Was the guy looking for a way out? The thought drilled through Ira’s mind. Nah. “Listen, pal, you’re practically asking me to decide your life.”
“In a way, yes.” Larry spoke as grimly as Ira had ever heard him. “Decide my life now.”
“Wow!”
Silence again in the space between the two cots. Decide my life now , Ira heard repeated in his own mind. Literally. It could be that. Then what did he want? Decide my life now . If he told Larry what he would do, if he told Larry the truth, about his own willfulness, callousness, self-centeredness, stemming from what he had become, yes, stemming from his own contemptible gratifications, his corroded character — in which the once resonant Lower East Side world, holistic, Jewish, with its cheder , reverence, fear of God, and all the rest, were all lost in the fog of himself, all turned to pulverized, floating sensations, impressions in a self devoid of integrity — hell, he had gone astray — in more ways than one.
Silence, presumably deliberative, meditative. Larry was waiting. Start again. If he told Larry the truth, the course of action he would have blindly pursued, blindly, instinctively, his course of action — he would have said: sure. He would leave Mom. With somebody like Edith the goal, the prize, that kind of future, or whatever to call it, option — and for himself, he knew damned well there was no other, no other avenue open to him. But hell, for Larry, a hundred avenues were open. A hundred twats too. Nah. Then he would have to lie. And if Larry took him seriously, if his answer counted seriously in forming Larry’s course of action, he was bending Larry’s destiny, he was consigning Larry to his fate. Unless he, Ira, was willing to play a subordinate role to Larry indefinitely, as he had told himself before, feed Larry with all his own wild imaginings, his agonies and capers, he was advancing his own future at Larry’s expense. It was like an envisaged sacrifice of Larry to his own aims. Ira imagined he could see his own face in the lamplit canvas overhead, see eyeglasses and all, leering at himself in knowing mockery at his imminent betrayal. Jesus, it wasn’t right. He tried to stall. One last opportunity to ward off perfidy: “‘Decide my life now,’” Ira finally said. “You mean if I were in your place?”
“No! You make the decision in your place. Not for me. For yourself.” Larry’s voice filled the tent with vehemence. “ Your mother.”

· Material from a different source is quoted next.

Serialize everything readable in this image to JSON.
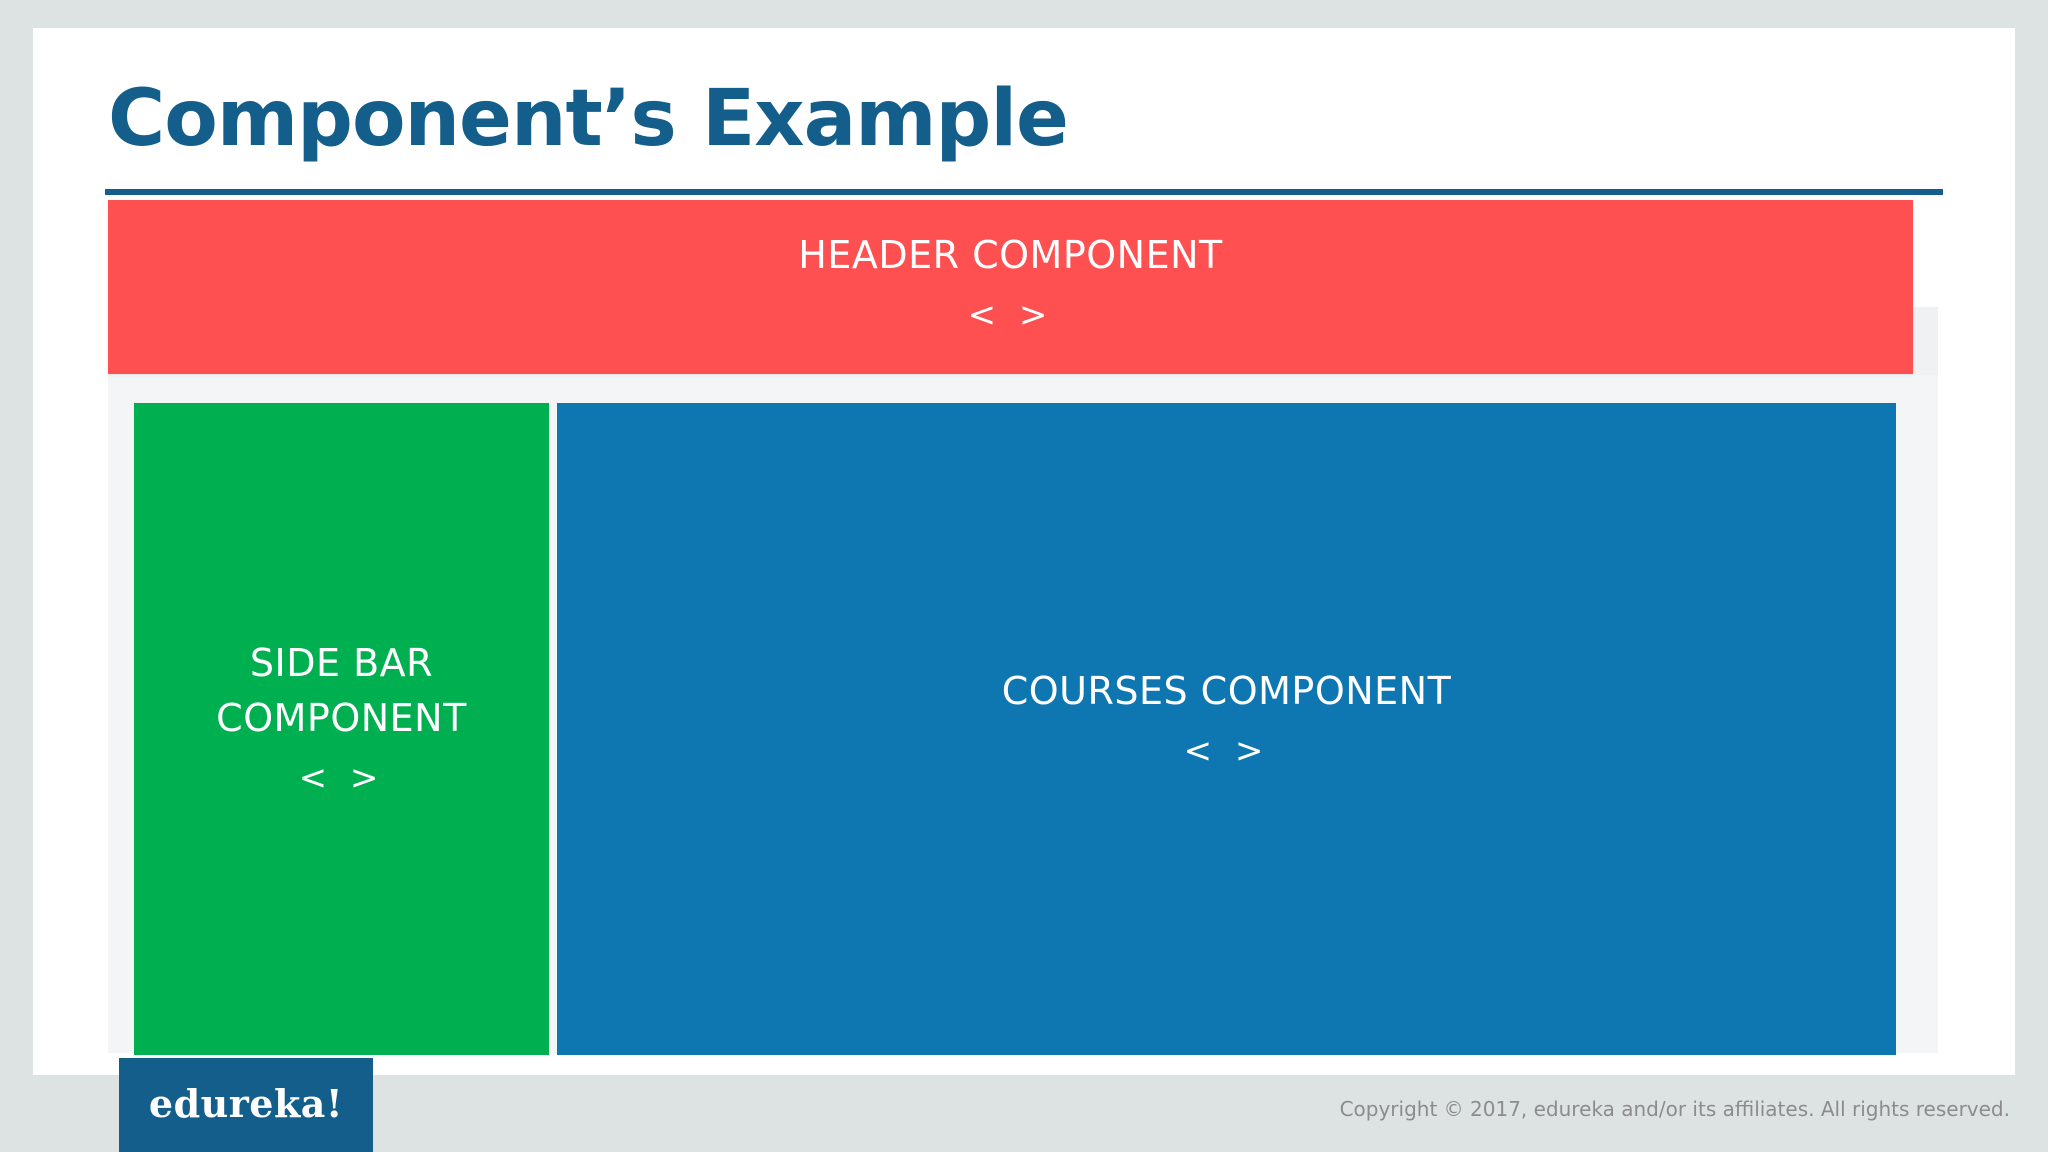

“My mother?” He was nailed to an answer — no, he was nailing Larry with his answer: “I guess I wouldn’t.”
“Wouldn’t what?”
“Leave Mom — all alone.”
“You wouldn’t?”
“Well, with me it’s different. I don’t have that kind of family you have. We don’t have any of that kind of — well, affluence—”

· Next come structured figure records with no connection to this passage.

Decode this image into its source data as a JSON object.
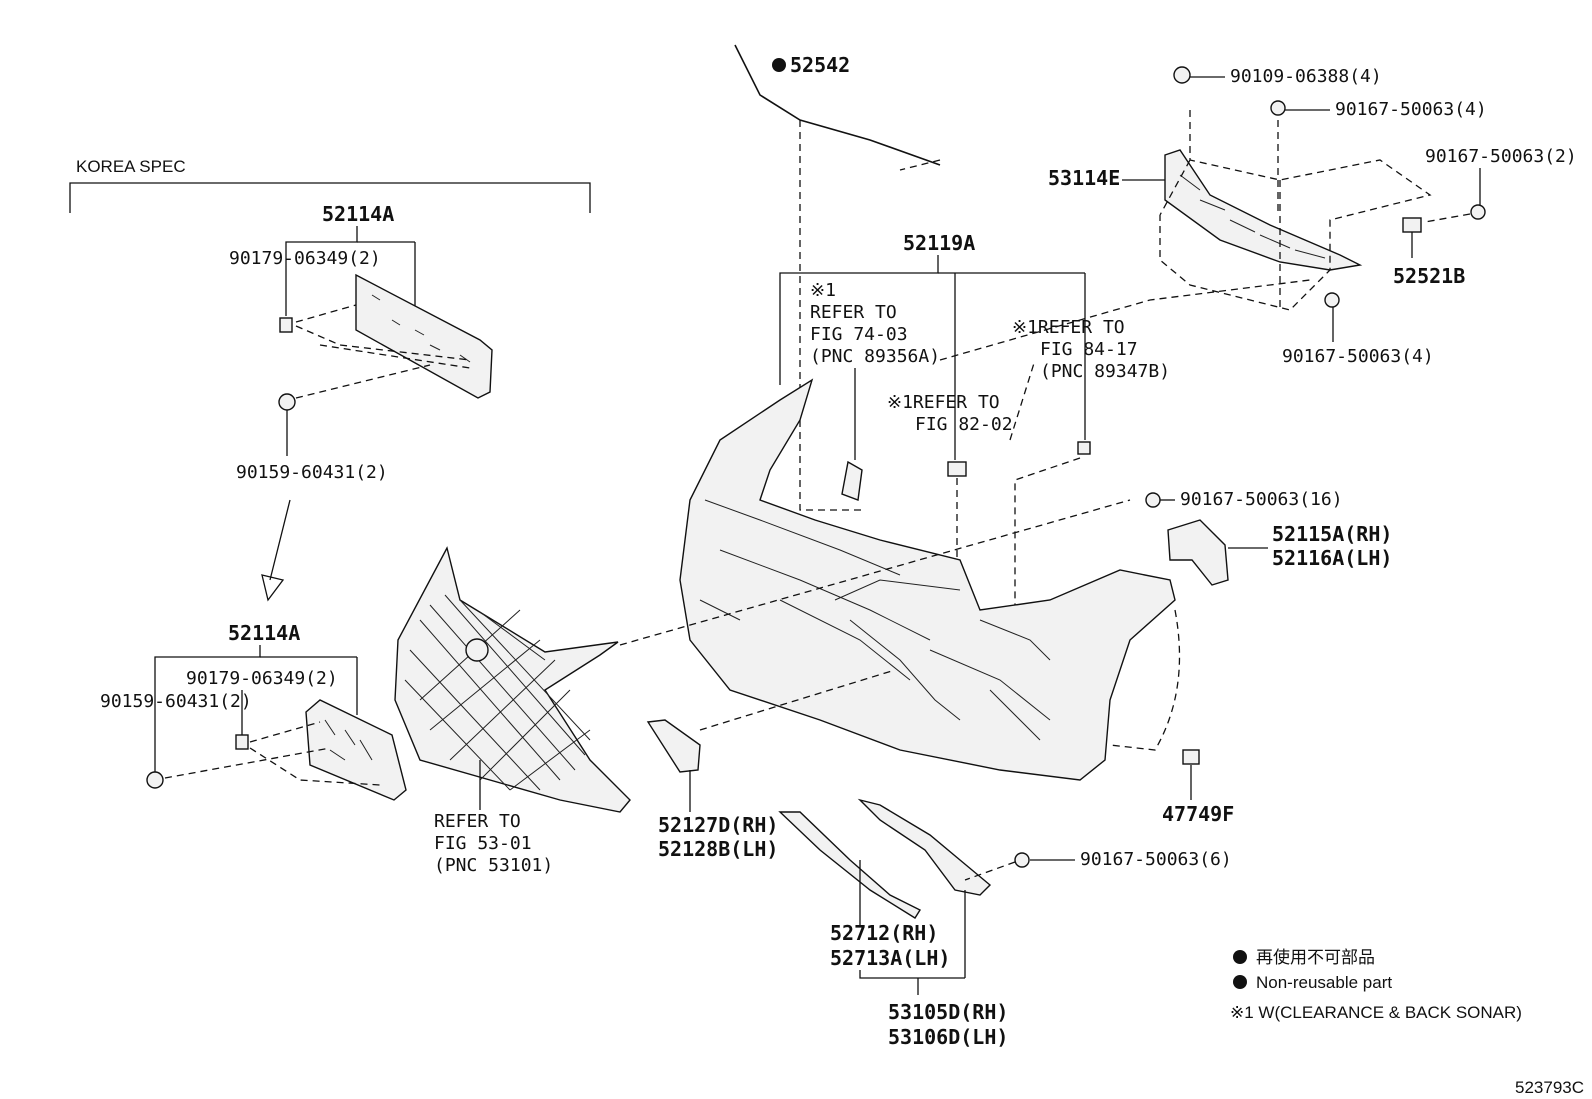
{
  "korea_spec": "KOREA SPEC",
  "labels": {
    "p52542": "52542",
    "p90109_06388": "90109-06388(4)",
    "p90167_50063_4a": "90167-50063(4)",
    "p90167_50063_2": "90167-50063(2)",
    "p53114E": "53114E",
    "p52521B": "52521B",
    "p90167_50063_4b": "90167-50063(4)",
    "p52119A": "52119A",
    "ref1_l1": "※1",
    "ref1_l2": "REFER TO",
    "ref1_l3": "FIG 74-03",
    "ref1_l4": "(PNC 89356A)",
    "ref2_l1": "※1REFER TO",
    "ref2_l2": "FIG 84-17",
    "ref2_l3": "(PNC 89347B)",
    "ref3_l1": "※1REFER TO",
    "ref3_l2": "FIG 82-02",
    "p90167_50063_16": "90167-50063(16)",
    "p52115A": "52115A(RH)",
    "p52116A": "52116A(LH)",
    "p52114A_top": "52114A",
    "p90179_06349_top": "90179-06349(2)",
    "p90159_60431_top": "90159-60431(2)",
    "p52114A_bot": "52114A",
    "p90179_06349_bot": "90179-06349(2)",
    "p90159_60431_bot": "90159-60431(2)",
    "grille_ref_l1": "REFER TO",
    "grille_ref_l2": "FIG 53-01",
    "grille_ref_l3": "(PNC 53101)",
    "p52127D": "52127D(RH)",
    "p52128B": "52128B(LH)",
    "p47749F": "47749F",
    "p90167_50063_6": "90167-50063(6)",
    "p52712": "52712(RH)",
    "p52713A": "52713A(LH)",
    "p53105D": "53105D(RH)",
    "p53106D": "53106D(LH)"
  },
  "legend": {
    "item1": "再使用不可部品",
    "item2": "Non-reusable part",
    "note": "※1 W(CLEARANCE & BACK SONAR)"
  },
  "figure_id": "523793C"
}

“We’re not really all that affluent.”
“Compared to me, for Christ’s sake. And different life, background. Years in Bermuda. Culture. All right? So you don’t have to do as I say, as I advise. If I didn’t have a sister, I wouldn’t leave Mom alone, that’s all.”

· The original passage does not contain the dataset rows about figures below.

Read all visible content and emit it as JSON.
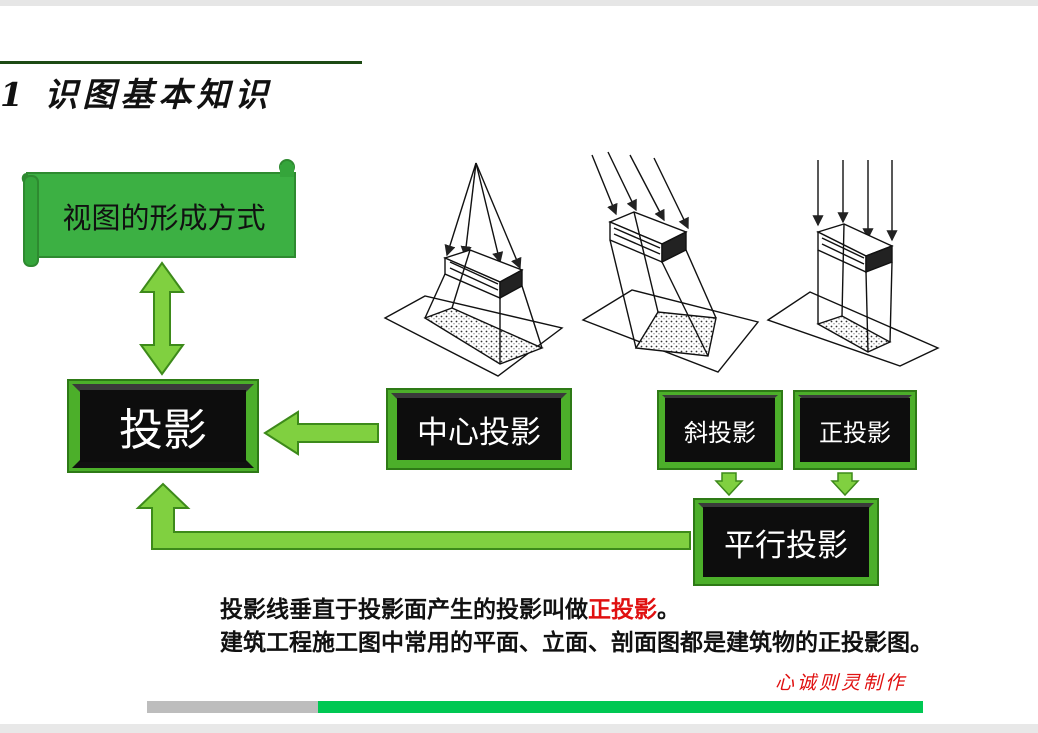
{
  "title": "1 识图基本知识",
  "scroll_label": "视图的形成方式",
  "boxes": {
    "projection": "投影",
    "central": "中心投影",
    "oblique": "斜投影",
    "orthographic": "正投影",
    "parallel": "平行投影"
  },
  "description": {
    "line1_prefix": "投影线垂直于投影面产生的投影叫做",
    "line1_highlight": "正投影",
    "line1_suffix": "。",
    "line2": "建筑工程施工图中常用的平面、立面、剖面图都是建筑物的正投影图。"
  },
  "signature": "心诚则灵制作",
  "colors": {
    "green": "#4caf2a",
    "box_dark": "#0d0d0d",
    "highlight": "#e01010",
    "progress_green": "#00c853"
  },
  "icons": [
    "central-projection-illustration-icon",
    "oblique-projection-illustration-icon",
    "orthographic-projection-illustration-icon"
  ]
}
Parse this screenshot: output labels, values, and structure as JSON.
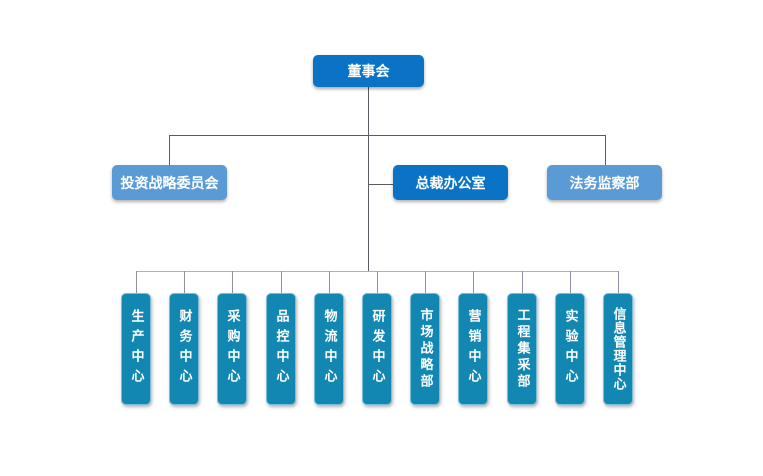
{
  "org": {
    "root": {
      "label": "董事会"
    },
    "level2": {
      "items": [
        {
          "label": "投资战略委员会"
        },
        {
          "label": "总裁办公室"
        },
        {
          "label": "法务监察部"
        }
      ]
    },
    "level3": {
      "items": [
        {
          "label": "生产中心"
        },
        {
          "label": "财务中心"
        },
        {
          "label": "采购中心"
        },
        {
          "label": "品控中心"
        },
        {
          "label": "物流中心"
        },
        {
          "label": "研发中心"
        },
        {
          "label": "市场战略部"
        },
        {
          "label": "营销中心"
        },
        {
          "label": "工程集采部"
        },
        {
          "label": "实验中心"
        },
        {
          "label": "信息管理中心"
        }
      ]
    },
    "colors": {
      "primary_blue": "#0b73c6",
      "light_blue": "#5b9bd5",
      "teal_blue": "#1187b2",
      "connector_dark": "#5a5c64",
      "connector_light": "#aeb2bf",
      "text": "#ffffff",
      "background": "#ffffff"
    }
  }
}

“It makes my leaving home all the more difficult, judging from what you say.” A note of irritation at Ira’s manifest lack of logical coherence crept into Larry’s voice. “According to you, I have so many advantages; in other words, I have a dozen times more reason to stay at home with my mother than you have, and yet what I’m trying to tell you is those are the reasons I ought to leave.”
“Well, you asked me what I would do in my case,” Ira said forcibly. “It’s hard.” The argument made him feel less like a traitor. “I can’t do both, you know. Be poor as we are, and be well off as you are.”
“Would you stay home if you were well off? I mean, you lacked for nothing. All right? You’re making it seem that you would stay home because you don’t have anything. That’s not an issue.”
“But now you’re asking me to be as you are.”